Review: Whiskey Tango Foxtrot was quite good, but not nearly as much of a comedy as it was advertised to be. It’s more of a dramedy with Kim having to face the fact that she may have a real addiction and that her actions may have unintended consequences. That said, there are quite a few amusing moments, Fey and Thornton being good enough comedians to sell some great gallows humor in their situation. In fact, the strength of the characters and their interactions are what make this movie work so well.

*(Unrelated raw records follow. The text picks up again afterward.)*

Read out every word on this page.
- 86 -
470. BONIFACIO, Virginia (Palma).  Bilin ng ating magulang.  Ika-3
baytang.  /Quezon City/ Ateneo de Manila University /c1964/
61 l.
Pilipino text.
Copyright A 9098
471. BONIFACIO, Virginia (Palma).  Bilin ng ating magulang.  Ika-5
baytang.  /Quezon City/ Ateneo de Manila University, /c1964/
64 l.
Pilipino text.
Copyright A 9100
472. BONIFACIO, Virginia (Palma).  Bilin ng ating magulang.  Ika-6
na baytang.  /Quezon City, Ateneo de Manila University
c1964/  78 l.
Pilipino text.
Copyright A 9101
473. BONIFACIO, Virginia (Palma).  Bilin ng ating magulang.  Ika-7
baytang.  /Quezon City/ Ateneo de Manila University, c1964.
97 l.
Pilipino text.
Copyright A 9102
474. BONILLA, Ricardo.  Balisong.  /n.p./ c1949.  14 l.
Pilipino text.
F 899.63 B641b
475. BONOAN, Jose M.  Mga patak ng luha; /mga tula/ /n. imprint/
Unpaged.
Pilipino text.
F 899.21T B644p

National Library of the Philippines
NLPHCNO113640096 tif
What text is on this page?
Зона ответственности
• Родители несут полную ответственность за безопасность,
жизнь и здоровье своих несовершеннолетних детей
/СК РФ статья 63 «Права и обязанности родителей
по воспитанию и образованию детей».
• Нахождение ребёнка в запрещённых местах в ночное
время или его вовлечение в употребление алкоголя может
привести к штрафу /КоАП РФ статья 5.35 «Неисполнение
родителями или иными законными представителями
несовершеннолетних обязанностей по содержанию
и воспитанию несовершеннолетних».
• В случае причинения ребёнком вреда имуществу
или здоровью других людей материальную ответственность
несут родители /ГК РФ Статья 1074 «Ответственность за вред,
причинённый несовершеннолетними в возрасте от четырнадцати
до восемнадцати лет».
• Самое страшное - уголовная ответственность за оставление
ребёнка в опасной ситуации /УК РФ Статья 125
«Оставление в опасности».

Like The Hurt Locker, this movie focuses on how war can be an addiction for some people. Unlike The Hurt Locker, it comes from a civilian angle, which makes it a little more blatant at the very least. While a soldier’s addiction to war is definitely powerful, Kim is well out of her natural element, showcased when she rushed into a firefight just to get some good shots. People tend to be drawn to things that are new and dangerous, so this sort of thing was practically catnip to Kim. The movie drives the point home by making comparisons to heroin addicts or people who hurt themselves to make their bodies produce similar chemicals; normally this would be heavy handed with the message, but a lot of people might learn a thing or two about those addicts from this movie.

Ultimately, what I like about this film is that it’s a quintessentially progressive film. Both genders are treated equally with flaws and good attributes, the female protagonist doesn’t need a man in order to be useful, it passes that Bechdel Test so many people hold in high regard, and the Afghan people include a mixture of good and bad (like any group of people) rather than being treated primarily as savages. All the characters in this movie are just people. You could switch most or all of the genders around and it would play out exactly the same. That is what stories should aspire to be. It may not be a frontrunner for IMDB’s Top 100, but Whiskey Tango Foxtrot gives us a bright look at cinema’s potential future.

Fun Tidbit: A review of The Taliban Shuffle: Strange Days in Afghanistan and Pakistan by Kim Barker, the book this movie was based on,commented that the main character read like a snarky Tina Fey-type. Well, someone had a crystal ball that day.